Miles de olivares inundados que, casi con toda seguridad, deberán arrancarse de raíz, la cosecha de aceituna perdida en cerca de un 40% , los espárragos anegados, la tierra en la que se debía sembrar algodón está cubierta de lodos y limo que superan el metro de altura.
Esa es la estampa que han dejado semanas de intensa lluvia e inundaciones y que han hecho perder al campo jienense cerca de 600 millones de euros.
ASAJA-Jaén exige a la Administración que ponga en marcha un Plan Urgente de Recuperación del Olivar similar al que se aprobó tras las heladas de 2005 para paliar los daños de los agricultores y para los cultivos permanentes, como es el caso del olivar a la vez que pide para el resto de afectados, ayudas inmediatas.
Luis Carlos Valero, gerente y portavoz de la organización, considera que en esta ocasión la catástrofe sufrida en el campo por las incesantes lluvias, así como las inundaciones, han producido daños tan graves “que se debe intervenir con urgencia para salvar la capacidad productiva del olivar de Jaén”. A los daños causados en la cosecha, más las infraestructuras agrarias, se suma la pérdida de miles de olivares que, inundados, se han asfixiado y no podrán salvarse.

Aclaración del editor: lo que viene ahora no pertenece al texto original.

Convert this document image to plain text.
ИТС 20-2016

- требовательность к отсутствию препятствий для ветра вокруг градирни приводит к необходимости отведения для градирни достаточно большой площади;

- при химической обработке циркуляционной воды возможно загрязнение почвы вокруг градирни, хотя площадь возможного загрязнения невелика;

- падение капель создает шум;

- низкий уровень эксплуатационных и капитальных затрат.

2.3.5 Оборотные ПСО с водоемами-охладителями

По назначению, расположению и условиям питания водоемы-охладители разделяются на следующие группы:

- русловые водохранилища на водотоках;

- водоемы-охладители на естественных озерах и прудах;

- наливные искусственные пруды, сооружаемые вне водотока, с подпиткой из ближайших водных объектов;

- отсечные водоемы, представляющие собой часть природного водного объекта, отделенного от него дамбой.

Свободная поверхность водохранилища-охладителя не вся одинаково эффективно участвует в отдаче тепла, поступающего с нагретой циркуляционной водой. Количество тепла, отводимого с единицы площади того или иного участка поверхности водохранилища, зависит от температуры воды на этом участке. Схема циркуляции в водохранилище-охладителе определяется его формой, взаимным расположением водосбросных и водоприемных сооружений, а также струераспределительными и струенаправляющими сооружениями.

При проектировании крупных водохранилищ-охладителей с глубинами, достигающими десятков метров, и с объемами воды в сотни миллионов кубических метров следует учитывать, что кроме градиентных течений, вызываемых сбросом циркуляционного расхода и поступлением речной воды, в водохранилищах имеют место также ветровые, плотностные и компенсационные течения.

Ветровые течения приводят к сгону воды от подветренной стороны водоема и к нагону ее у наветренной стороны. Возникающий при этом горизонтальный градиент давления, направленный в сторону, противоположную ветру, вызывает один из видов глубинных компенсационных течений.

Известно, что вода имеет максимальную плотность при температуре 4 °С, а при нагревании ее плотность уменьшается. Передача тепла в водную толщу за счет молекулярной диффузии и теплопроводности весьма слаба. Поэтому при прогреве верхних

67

En ese sentido, Valero ha asegurado que “hasta que estos árboles se sustituyan y vuelvan a producir, habrá pasado demasiado tiempo”. La organización agraria a mostrado igualmente su “gran preocupación” por los daños causados por esta última fase de un temporal que ya se alarga durante más cerca de tres meses y se muestra “más que intranquila” por el hecho de que las ayudas aprobadas en el último Consejo de Ministros no incluyan ni un euro para la agricultura.
Valoración por cultivos (Datos facilitados por ASAJA)
En la provincia de Jaén la situación de las fincas que lindan con los ríos y arroyos es insostenible según se asegura desde ASAJA-Jaén., ya que se han perdido, literalmente, explotaciones completas (terreno y cultivos).
Muchos olivos se encuentran bajo el agua, por lo que es más que probable que mueran por encharcamiento. De hecho, la organización estudia hasta dónde ha llegado la responsabilidad de la Administración en cuanto al desembalse de los pantanos al Río Guadalquivir y sus repercusiones río abajo. Insiste de nuevo en que urge por parte de la Administración una valoración y un plan especial de recuperación, similar al que se implantó en el año 2005 tras las fuertes heladas sufridas en la provincia.
En cuanto a la última valoración de pérdidas (hace algo más de un mes se estimaron en 200 euros de pérdida de cosecha más 90 de infraestructuras agrarias), en esta ocasión nos centramos más en las infraestructuras dañadas y en cultivos como los espárragos, el algodón, los cereales y la ganadería. Con respecto a la aceituna, prácticamente todo lo que queda de cosecha se quedará sin recoger (hasta en un 40% en muchas zonas).
En los cultivos de algodón, ASAJA-Jaén estima que no se podrá sembrar por la cantidad de arcilla que se acumula en las parcelas de las vegas medias y bajas. Afectará a unas 4.370 hectáreas.
Los espárragos, por su parte, perderán valor comercial debido al mal crecimiento, también motivado por esta acumulación de arcilla. Además, gran parte del cereal está bajo agua. En Jaén hay plantadas 200 hectáreas de espárragos entre los términos de Villanueva de la Reina y Espeluy. Durante la recolección y posterior manipulación se da empleo a medio centenar de mujeres.
Tampoco se podrá plantar la alfalfa (490 hectáreas en la provincia), cuyos terrenos acumulan importantes capas de limos y arcilla, al igual que sucede con el tomate (405 hectáreas) y el pimiento (275 hectáreas). En el vacuno de leche, las pérdidas pueden ascender al 5% de la cabaña ganadera, por efectos tanto directos como indirectos.